Poi, c’è la questione dei mezzi, su cui spicca la “disponibilità della capacità di portaerei che da noi è prevista venga equipaggiata con 15 F-35B, realtà operativa comune a gran parte dei Paesi alleati e componente fondamentale per integrazione e interoperabilità dello strumento militare nelle dinamiche atlantiche”. La capacità operativa della portaerei è “una priorità strategica”, che “se non ci saranno ritardi, sarà conseguita nel 2023″ quando Nave Cavour dovrà essere dotata di “otto velivoli imbarcati e dodici piloti”. Ciò presuppone, ha rimarcato Cavo Dragone, “che ci servono piloti in addestramento e aerei che devono essere consegnati”. Ma le esigenze sono tante, e comprendono anche i sottomarini (che sempre di più affollano il Mediterraneo), i cacciamine e i pattugliatori polivalenti d’altura, per cui l’ammiraglio punta a “esercitare immediatamente” l’opzione per le tre unità oltre le sette già dotate di commessa.

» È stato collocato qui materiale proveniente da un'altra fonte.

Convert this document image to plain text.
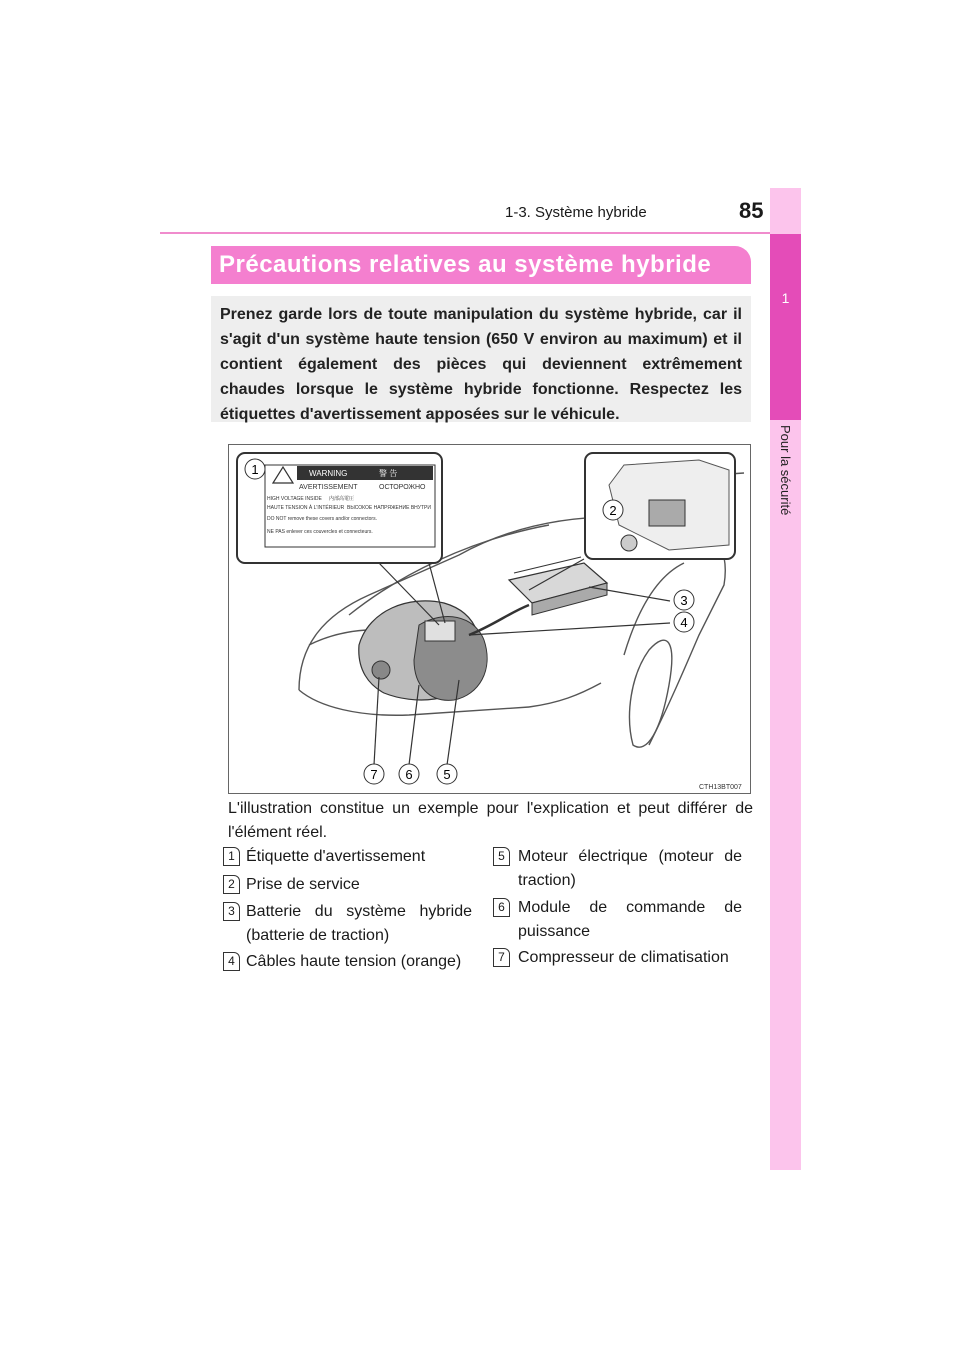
1-3. Système hybride	85
1
Pour la sécurité
Précautions relatives au système hybride
Prenez garde lors de toute manipulation du système hybride, car il s'agit d'un système haute tension (650 V environ au maximum) et il contient également des pièces qui deviennent extrêmement chaudes lorsque le système hybride fonctionne. Respectez les étiquettes d'avertissement apposées sur le véhicule.
WARNING	警 告
AVERTISSEMENT	ОСТОРОЖНО
HIGH VOLTAGE INSIDE 内部高電圧
HAUTE TENSION À L'INTÉRIEUR ВЫСОКОЕ НАПРЯЖЕНИЕ ВНУТРИ
DO NOT remove these covers and/or connectors.
NE PAS enlever ces couvercles et connecteurs.
1
2
3
4
5
6
7
CTH13BT007
L'illustration constitue un exemple pour l'explication et peut différer de l'élément réel.
1 Étiquette d'avertissement
2 Prise de service
3 Batterie du système hybride (batterie de traction)
4 Câbles haute tension (orange)
5 Moteur électrique (moteur de traction)
6 Module de commande de puissance
7 Compresseur de climatisation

Il tutto dipende dalle “risorse finanziarie: una sfida da affrontare in un quadro ampio e innovativo”. Difatti, ha spiegato l’ammiraglio, “la mia convinzione è che le prospettive finanziarie, tecnologiche e industriali offerte dall’Unione europea, con Pesco e Fondo europeo di difesa, offrano potenzialità importanti che dobbiamo saper cogliere al meglio”. La chiave di volta è “un approccio di sistema, che coinvolga l’industria, le articolazioni della Difesa, le amministrazioni, la rete estera e soprattutto che abbia il pieno supporto delle istituzioni”.

TRA MISSIONE SOPHIA…

Nel frattempo, nel Vecchio continente rimane insoluta la questione relativa alla missione Sophia nel Mediterraneo. Con lo stop alle navi “la missione non è depotenziata, ma cambiata nella sua conduzione”. Al momento, ha spiegato Cavo Dragone, “lavoriamo parecchio con attività area, di ricognizione, e di addestramento nei confronti della Guarda costiera e della Marina libiche”. Più che l’operatività, ha aggiungo, “il problema appurato da tutti è la necessità di una revisione per equi-distribuzione e bilanciamento dello sforzo di ricezione del personale che viene sbarcato”. Per ora, la questione è procrastinata fino a fine settembre. Poi, “può succedere tutto”, ma intanto “l’Italia ha messo l’Europa di fronte a determinate necessità”.

…E DECRETO SICUREZZA BIS

Sul fronte interno invece, sta facendo discutere lo stallo sulla Nave Gregoretti ferma al porto di Augusta, mentre il decreto Sicurezza bis ha introdotto la facoltà da parte del Viminale di ordinare la chiusura dei porti per motivi di ordine pubblico. Cavo Dragone ha evitato di entrare nel merito della questione, senza esimersi tuttavia da una sottolineatura per nulla scontata: “Ho visto i ministri interessati decidere all’unanimità quali azioni intraprendere; non ho notato né scollamenti né antitesi; il decreto è entrato in vigore, è stato votato ed è diventato elemento del nostro ordinamento; i ministri interessati, Interno, Difesa e Trasporti, hanno preso decisioni comune senza discrepanze o posture centrifughe dopo l’approvazione”.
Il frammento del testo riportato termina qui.